As described above, according to the present invention,
By eccentrically arranging a large number of gas outlets, the gas distribution can be widened, and by providing blade-shaped projections in the outer peripheral direction of the gas outlets, the amount of gas fed can be made even more uniform. This has the effect of making it possible to change the growth conditions by controlling the rotation speed of the diffusion plate and to stabilize the gas supply in response to changes in gas viscosity and the like. That is, according to the vapor phase growth apparatus of the present invention, it is possible to supply a uniform gas, and it is possible to achieve more uniform growth of the semiconductor film than the conventional example.

[Brief description of drawings]

FIG. 1 is a diagram showing a configuration of a vapor phase growth apparatus according to an embodiment of the present invention.

FIG. 2 is a diagram illustrating a configuration of an exemplary embodiment of the present invention.

FIG. 3 is a diagram illustrating a configuration of an exemplary embodiment of the present invention.

FIG. 4 is a diagram showing a gas flow rate distribution of an example of the present invention and each conventional example.

FIG. 5 is a diagram showing a configuration of a conventional vapor phase growth apparatus.

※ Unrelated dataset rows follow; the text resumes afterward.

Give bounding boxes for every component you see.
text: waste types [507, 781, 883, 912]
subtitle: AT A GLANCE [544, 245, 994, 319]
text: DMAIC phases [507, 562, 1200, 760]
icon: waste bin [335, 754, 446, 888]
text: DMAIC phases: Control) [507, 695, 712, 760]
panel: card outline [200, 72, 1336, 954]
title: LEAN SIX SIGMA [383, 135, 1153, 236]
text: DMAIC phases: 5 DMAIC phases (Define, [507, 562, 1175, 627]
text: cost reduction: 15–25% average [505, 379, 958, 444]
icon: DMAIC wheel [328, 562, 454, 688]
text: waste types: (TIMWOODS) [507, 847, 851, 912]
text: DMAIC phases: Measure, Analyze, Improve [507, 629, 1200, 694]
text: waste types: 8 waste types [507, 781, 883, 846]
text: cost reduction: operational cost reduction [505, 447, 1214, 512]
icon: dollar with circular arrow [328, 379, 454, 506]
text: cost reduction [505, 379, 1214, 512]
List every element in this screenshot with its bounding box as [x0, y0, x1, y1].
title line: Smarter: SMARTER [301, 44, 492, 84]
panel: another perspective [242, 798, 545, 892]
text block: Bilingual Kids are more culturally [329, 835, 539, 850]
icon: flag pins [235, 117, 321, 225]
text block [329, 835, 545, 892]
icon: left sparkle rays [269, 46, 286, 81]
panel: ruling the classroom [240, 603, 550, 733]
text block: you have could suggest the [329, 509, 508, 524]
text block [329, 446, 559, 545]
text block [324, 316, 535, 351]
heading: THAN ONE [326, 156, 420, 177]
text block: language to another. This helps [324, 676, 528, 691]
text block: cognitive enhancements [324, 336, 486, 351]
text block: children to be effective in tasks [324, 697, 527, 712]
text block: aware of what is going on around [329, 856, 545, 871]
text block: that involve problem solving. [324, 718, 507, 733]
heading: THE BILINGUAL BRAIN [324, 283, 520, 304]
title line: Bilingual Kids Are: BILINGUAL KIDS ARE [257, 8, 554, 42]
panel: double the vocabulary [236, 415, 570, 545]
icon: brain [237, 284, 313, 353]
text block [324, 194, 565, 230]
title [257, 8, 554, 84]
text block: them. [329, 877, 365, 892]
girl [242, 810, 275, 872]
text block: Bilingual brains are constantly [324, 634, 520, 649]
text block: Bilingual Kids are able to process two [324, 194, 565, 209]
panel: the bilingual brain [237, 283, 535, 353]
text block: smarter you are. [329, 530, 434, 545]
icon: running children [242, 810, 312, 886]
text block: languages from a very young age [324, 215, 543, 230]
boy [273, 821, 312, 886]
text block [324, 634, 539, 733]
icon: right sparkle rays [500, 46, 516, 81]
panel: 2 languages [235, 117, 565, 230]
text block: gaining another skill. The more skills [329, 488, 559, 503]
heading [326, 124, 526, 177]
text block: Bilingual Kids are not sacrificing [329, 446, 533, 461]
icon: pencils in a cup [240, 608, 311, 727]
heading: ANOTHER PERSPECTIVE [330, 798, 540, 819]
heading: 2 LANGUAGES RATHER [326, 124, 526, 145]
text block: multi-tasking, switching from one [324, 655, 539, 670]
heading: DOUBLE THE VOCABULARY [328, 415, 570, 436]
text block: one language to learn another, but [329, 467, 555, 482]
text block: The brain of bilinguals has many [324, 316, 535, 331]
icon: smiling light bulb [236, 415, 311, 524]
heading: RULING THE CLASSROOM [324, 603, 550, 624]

FIG. 6 is a diagram showing a configuration of a conventional vapor phase growth apparatus.

[Explanation of symbols]

 1 Chamber 2 Susceptor 3 Substrate 4 Gas Inlet 5 Exhaust 6 Mass Flow Controller 7 Stop Valve 8 Shower Head 9 Diffuser 10 Protrusion (Wing) 11 Rotating Motor 12 Rotating Shaft 13 Gas Injecting Port

Claims (3)

[Claims] 1. A vapor phase growth apparatus for supplying a gas from a gas spouting plate having a plurality of holes to grow a film on a semiconductor substrate, wherein the gas spouting plate is rotated upstream from the gas spouting plate. 1. A vapor phase growth apparatus comprising a diffusion plate which is freely movable and is provided with a plurality of gas ejection ports in an eccentric manner. 2. The diffusion plate has a disk shape, is provided with a blade-shaped protrusion in the outer peripheral direction of the gas ejection port, and the protrusion is increased toward the outer periphery. The vapor phase growth apparatus according to claim 1. 3. The vapor phase growth apparatus according to claim 1, wherein the diffusion plate is configured so that the rotation speed is freely set.